The family started a menagerie 25 years ago, which now helps their autistic grandson.

Coincidentally, many years ago, a British couple established a wildlife park, not realizing how important this location would be to their autistic grandson in the future. The boy finds it difficult to communicate with other people, but when he is around animals and birds, his anxiety subsides. Eagle Heights Wildlife Park was founded in 1996 by Englishman Allan Amz, who relocated from London to Kent with his wife and two children.

The company turned out to be a success. The park’s lands have been replenished with many permanent residents over the last 25 years, including six alpacas, thirty huskies, a hundred birds of prey, nine meerkats, and four sheep. Allan had no idea that he was creating a menagerie that would save his family years later. Archie, Allan’s eight-year-old grandson, is autistic.

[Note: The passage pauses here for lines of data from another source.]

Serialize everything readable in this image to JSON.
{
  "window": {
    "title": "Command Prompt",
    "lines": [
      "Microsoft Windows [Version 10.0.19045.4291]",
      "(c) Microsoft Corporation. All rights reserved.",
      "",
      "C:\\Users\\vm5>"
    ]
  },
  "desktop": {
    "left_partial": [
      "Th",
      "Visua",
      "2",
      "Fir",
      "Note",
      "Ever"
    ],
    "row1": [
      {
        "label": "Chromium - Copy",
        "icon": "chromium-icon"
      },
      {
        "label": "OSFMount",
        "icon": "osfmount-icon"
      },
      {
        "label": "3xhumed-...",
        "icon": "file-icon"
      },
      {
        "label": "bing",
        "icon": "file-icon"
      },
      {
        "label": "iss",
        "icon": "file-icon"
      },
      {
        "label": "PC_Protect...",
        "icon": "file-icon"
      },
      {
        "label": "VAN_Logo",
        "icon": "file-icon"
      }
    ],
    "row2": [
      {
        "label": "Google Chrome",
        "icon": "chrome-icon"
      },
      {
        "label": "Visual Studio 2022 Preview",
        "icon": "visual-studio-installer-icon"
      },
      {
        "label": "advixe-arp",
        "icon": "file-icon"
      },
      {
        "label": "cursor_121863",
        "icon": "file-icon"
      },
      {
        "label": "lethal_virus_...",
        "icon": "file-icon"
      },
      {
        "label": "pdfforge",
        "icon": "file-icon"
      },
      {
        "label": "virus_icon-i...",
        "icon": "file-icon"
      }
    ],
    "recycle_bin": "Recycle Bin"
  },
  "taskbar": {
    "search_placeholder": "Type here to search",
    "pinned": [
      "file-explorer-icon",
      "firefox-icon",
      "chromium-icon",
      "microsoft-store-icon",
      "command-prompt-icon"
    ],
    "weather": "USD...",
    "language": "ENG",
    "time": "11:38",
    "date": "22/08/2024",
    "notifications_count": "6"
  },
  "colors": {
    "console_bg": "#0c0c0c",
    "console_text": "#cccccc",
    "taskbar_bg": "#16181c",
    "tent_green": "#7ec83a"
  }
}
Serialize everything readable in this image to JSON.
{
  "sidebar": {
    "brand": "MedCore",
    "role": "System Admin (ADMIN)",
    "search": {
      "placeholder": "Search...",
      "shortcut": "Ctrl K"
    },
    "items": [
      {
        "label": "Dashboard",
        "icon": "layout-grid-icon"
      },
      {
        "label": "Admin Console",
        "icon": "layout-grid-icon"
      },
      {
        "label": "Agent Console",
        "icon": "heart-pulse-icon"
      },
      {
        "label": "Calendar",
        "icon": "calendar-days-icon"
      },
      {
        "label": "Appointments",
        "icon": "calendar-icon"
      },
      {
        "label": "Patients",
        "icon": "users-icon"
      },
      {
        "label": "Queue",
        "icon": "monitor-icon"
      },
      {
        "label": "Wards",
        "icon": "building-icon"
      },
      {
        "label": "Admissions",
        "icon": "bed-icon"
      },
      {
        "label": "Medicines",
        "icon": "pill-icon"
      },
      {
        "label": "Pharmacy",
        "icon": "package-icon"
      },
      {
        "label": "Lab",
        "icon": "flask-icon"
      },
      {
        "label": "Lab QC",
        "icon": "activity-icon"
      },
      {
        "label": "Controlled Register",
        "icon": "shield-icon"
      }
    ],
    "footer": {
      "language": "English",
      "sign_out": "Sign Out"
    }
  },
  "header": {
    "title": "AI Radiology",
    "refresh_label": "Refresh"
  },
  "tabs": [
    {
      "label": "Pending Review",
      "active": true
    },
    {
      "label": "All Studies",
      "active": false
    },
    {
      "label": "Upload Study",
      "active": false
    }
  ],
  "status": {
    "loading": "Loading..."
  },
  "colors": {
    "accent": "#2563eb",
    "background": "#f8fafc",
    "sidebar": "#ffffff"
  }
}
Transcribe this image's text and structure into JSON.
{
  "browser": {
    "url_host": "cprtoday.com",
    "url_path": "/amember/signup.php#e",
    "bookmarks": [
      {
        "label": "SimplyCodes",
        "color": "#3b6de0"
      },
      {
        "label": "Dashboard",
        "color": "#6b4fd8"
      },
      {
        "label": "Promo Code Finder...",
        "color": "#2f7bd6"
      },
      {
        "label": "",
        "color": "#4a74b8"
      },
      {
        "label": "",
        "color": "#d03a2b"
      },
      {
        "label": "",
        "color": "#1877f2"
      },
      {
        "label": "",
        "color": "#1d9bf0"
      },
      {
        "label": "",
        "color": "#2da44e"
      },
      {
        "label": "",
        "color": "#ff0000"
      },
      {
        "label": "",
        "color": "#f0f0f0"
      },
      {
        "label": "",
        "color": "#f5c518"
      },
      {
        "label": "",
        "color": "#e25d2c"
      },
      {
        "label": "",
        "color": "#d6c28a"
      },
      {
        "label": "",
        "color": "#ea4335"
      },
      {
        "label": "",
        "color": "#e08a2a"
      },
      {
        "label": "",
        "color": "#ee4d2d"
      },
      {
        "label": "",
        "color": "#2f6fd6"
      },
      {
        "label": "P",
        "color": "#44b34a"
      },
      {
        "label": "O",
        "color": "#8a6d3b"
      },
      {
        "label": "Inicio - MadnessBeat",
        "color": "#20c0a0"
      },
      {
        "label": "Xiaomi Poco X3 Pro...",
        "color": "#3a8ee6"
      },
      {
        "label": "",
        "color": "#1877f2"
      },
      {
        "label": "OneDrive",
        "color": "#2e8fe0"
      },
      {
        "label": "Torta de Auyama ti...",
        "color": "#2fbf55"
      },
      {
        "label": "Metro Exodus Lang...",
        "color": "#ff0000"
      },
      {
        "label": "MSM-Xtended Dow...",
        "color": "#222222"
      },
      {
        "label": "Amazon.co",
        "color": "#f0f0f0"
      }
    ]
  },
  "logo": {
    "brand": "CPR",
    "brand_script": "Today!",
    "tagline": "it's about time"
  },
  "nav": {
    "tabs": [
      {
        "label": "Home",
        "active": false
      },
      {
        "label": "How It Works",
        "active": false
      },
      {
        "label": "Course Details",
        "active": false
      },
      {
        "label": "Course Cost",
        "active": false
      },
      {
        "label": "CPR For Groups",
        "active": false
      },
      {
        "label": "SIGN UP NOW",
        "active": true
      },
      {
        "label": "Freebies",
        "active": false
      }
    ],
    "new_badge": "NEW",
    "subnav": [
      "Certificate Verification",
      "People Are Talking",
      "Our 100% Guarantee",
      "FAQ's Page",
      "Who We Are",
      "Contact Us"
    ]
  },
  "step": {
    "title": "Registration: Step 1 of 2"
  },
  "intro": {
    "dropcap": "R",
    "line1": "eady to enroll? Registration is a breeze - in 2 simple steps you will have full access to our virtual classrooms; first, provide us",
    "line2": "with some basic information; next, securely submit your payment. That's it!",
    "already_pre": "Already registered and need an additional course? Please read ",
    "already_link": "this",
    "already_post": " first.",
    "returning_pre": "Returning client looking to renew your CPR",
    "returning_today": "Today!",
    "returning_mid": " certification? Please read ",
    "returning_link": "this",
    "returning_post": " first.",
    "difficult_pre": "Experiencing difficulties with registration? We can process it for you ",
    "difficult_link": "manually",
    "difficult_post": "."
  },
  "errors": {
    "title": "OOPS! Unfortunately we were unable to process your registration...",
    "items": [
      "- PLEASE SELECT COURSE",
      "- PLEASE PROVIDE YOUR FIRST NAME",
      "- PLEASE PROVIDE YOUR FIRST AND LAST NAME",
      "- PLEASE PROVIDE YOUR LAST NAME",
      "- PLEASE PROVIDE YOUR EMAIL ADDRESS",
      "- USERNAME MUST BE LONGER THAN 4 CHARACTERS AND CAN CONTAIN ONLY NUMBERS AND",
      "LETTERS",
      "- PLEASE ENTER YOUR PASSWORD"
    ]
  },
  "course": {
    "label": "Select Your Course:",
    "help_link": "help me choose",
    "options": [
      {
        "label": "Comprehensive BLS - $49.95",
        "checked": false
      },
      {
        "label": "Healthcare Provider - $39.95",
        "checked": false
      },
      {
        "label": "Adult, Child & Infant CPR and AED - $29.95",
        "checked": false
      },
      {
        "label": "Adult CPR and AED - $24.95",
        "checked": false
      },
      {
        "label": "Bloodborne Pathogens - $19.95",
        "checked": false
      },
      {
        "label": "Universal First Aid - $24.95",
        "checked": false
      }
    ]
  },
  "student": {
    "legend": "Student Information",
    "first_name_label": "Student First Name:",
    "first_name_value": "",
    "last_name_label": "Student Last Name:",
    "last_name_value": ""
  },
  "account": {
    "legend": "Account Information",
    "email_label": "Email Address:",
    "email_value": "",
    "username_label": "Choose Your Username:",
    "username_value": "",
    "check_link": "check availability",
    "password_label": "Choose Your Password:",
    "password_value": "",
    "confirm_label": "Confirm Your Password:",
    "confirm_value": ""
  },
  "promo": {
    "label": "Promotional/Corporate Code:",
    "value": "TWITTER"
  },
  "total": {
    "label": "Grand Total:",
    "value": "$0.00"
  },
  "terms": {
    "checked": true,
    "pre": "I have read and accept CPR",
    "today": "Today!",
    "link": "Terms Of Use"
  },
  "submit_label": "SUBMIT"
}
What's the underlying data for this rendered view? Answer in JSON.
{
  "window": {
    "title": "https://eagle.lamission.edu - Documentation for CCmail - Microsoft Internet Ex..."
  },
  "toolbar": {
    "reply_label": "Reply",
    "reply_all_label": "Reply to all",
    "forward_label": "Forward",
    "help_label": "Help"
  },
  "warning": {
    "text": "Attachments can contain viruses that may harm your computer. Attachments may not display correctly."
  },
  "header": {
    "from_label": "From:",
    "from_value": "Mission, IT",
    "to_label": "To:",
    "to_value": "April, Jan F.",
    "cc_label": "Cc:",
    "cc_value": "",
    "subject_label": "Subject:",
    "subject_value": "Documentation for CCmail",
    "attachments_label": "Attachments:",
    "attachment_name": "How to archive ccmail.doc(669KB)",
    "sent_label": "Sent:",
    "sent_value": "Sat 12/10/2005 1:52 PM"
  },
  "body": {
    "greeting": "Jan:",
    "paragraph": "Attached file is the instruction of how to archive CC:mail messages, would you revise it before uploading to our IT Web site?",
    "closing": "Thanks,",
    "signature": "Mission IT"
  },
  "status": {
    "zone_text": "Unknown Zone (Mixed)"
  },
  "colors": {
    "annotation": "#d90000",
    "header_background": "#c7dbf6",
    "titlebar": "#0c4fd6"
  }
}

The boy finds it difficult to communicate with other people, but he is at ease when surrounded by animals and birds. Archie has spent a lot of time in the menagerie since he was a child and is friends with many of the park’s residents, according to “He is extremely gentle with animals.” He is particularly fond of birds.

“Our park is a special place, and the people who live there are like family to us,” Samantha, the boy’s mother, says.Archie liked the family business, which pleases the British woman. Samantha’s childhood was filled with adventure thanks to her parents’ efforts: she and her brother witnessed the birth of chicks and taught them to fly, assisted her father in caring for animals of all ages, and spent a lot of time outside.

Her special son is now growing up in this amazing environment. He learns a lot of new things, far more than he could at home or school. Archie learned how to properly walk birds of prey at the age of six. He adores the owl named Pepe the most of the park’s hundreds of birds.Samantha is fond of animals and birds, as is her son. She’s been an adult for a long time, but she still has feelings for the animals in the menagerie.

And, despite doing mostly administrative work, the Briton admits that she sometimes runs out of the office after the park closes to chat with them or simply lie down next to them. “We have an amazing life; we have an interesting, fun job.” We owe Mom and Dad gratitude for everything. She has always worked to bring people and wildlife together. “Right now, we’re trying to inspire visitors to care for the world around them,” Samantha says.